6102 sayılı TTK’nın 64/2. maddesine göre; tacir, işletmesiyle ilgili olarak gönderilmiş bulunan her türlü belgenin, fotokopi, karbonlu kopya, mikrofiş, bilgisayar kaydı veya benzer şekildeki bir kopyasını, yazılı, görsel veya elektronik ortamda saklamakla yükümlüdür. Madde gerekçesinde tacirin bu yükümlülüğü belgeleme ve kaydın belgeye (evrak-ı müsbiteye) dayanması (belge yoksa kayıt da yoktur) ilkesine dayandırılmıştır.

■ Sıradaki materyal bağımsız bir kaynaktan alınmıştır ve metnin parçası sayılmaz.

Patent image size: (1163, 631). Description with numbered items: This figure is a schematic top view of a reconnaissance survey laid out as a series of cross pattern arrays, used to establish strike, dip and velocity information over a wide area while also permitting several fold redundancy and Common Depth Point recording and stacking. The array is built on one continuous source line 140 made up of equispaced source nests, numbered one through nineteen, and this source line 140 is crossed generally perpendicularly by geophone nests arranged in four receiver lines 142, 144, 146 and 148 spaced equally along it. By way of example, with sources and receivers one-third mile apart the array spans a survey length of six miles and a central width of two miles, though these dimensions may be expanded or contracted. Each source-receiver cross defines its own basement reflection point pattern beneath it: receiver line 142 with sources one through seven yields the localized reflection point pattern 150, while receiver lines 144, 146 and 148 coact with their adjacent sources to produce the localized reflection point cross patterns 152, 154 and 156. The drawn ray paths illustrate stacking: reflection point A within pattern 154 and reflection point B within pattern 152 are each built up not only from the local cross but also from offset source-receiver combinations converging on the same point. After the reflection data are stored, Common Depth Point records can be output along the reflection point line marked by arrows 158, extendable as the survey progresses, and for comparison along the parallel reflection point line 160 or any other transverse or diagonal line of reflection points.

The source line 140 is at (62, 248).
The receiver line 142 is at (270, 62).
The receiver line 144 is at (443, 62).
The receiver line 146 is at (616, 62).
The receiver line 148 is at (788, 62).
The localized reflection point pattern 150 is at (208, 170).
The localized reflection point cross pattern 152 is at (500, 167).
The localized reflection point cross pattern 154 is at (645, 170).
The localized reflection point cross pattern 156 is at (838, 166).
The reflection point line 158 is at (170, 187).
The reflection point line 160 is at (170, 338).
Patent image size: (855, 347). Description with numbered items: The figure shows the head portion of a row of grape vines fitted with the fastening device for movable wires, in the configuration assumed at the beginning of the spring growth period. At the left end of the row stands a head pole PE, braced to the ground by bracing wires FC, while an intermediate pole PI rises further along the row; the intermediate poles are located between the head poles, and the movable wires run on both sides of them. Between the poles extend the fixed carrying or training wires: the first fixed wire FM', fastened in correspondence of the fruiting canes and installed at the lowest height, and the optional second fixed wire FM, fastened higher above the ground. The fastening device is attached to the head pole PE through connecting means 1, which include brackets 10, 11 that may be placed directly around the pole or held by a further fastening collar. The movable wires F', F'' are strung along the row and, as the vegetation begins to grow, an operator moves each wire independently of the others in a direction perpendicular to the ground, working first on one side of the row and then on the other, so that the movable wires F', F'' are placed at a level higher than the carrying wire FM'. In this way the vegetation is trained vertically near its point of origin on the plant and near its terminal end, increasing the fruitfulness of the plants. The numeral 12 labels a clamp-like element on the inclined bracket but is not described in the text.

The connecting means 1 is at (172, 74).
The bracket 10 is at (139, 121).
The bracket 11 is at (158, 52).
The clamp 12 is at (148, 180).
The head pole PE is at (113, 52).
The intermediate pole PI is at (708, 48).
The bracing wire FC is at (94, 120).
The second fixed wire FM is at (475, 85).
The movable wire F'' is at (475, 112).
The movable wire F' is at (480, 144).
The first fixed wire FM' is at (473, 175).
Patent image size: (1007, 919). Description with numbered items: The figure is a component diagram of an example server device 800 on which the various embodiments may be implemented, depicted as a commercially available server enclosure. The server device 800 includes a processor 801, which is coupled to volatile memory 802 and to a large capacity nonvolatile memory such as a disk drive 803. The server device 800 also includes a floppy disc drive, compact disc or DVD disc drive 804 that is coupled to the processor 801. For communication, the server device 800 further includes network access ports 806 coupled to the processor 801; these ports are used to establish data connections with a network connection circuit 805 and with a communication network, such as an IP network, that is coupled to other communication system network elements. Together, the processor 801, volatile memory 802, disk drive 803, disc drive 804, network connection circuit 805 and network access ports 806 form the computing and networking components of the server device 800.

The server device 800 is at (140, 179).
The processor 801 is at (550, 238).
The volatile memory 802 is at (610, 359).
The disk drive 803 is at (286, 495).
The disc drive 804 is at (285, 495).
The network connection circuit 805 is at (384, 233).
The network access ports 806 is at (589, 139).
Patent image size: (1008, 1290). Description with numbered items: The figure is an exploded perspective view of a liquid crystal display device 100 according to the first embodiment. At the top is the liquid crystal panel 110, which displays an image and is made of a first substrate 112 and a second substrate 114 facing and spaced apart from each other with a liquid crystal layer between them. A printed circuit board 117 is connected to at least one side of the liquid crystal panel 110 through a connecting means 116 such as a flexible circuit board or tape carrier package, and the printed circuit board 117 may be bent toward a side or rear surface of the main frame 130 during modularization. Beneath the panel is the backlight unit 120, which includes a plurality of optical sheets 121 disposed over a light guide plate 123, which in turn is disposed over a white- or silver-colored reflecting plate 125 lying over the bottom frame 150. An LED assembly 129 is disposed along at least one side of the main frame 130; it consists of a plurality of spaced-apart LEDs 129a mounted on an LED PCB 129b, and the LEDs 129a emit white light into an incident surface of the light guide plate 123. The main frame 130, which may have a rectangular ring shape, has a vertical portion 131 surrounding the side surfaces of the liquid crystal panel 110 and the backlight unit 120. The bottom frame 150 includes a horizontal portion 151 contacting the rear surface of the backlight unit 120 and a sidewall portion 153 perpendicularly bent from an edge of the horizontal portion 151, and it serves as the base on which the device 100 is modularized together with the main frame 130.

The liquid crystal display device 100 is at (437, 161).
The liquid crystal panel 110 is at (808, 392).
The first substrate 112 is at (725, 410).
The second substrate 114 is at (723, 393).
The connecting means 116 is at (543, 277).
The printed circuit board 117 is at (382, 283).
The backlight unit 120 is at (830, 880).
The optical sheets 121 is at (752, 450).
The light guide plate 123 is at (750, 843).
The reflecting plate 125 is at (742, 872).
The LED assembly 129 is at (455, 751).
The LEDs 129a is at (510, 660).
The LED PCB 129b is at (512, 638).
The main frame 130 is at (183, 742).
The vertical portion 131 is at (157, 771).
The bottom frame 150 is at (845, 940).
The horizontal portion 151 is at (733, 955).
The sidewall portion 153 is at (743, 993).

Ticari defter ve kayıtların usulüne uygun tutulmuş olmasının yanında defterlerde yer alan kayıtların dayanağının da usulüne uygun olması gerekir. Bu kapsamda davacının usulüne uygun tutulan ticari defterlerinde kayıtlı olan faturanın dayanağının da usulüne uygun olduğunun ispatlanması gerekir. Fatura düzenlenmesi ve dayanağı kanıtlanamayan bu faturanın davacı defterlerinde kayıtlı olması ve faturaya itiraz edilmemiş olması tek başına akdi ilişkinin kanıtı olamaz (Yargıtay HGK’nın 19/09/2018, E. 2017/19-915, K. 2018/1338 tarih ve sayılı ilâmı). Davada ispat külfeti fatura nedeniyle alacaklı olduğunu iddia eden davacının üzerinde olup, davacının faturalara konu malları davalıya teslim ettiğini usulüne uygun delillerle ispatlaması gerekir (Yargıtay 19. HD’nin 22/02/2016, E. 2015/13357, K. 2016/2695 tarih ve sayılı ilâmı). Aynı şekilde akdi ilişkinin inkar edildiği hallerde, fatura düzenlenmesi ve tebliğ edilen bu faturaya süresinde itiraz edilmemesinin tek başına alacağın varlığını göstermez (Yargıtay 19. HD’nin 06/01/2014, E. 2013/17289, K. 2014/619 tarih ve sayılı ilâmı).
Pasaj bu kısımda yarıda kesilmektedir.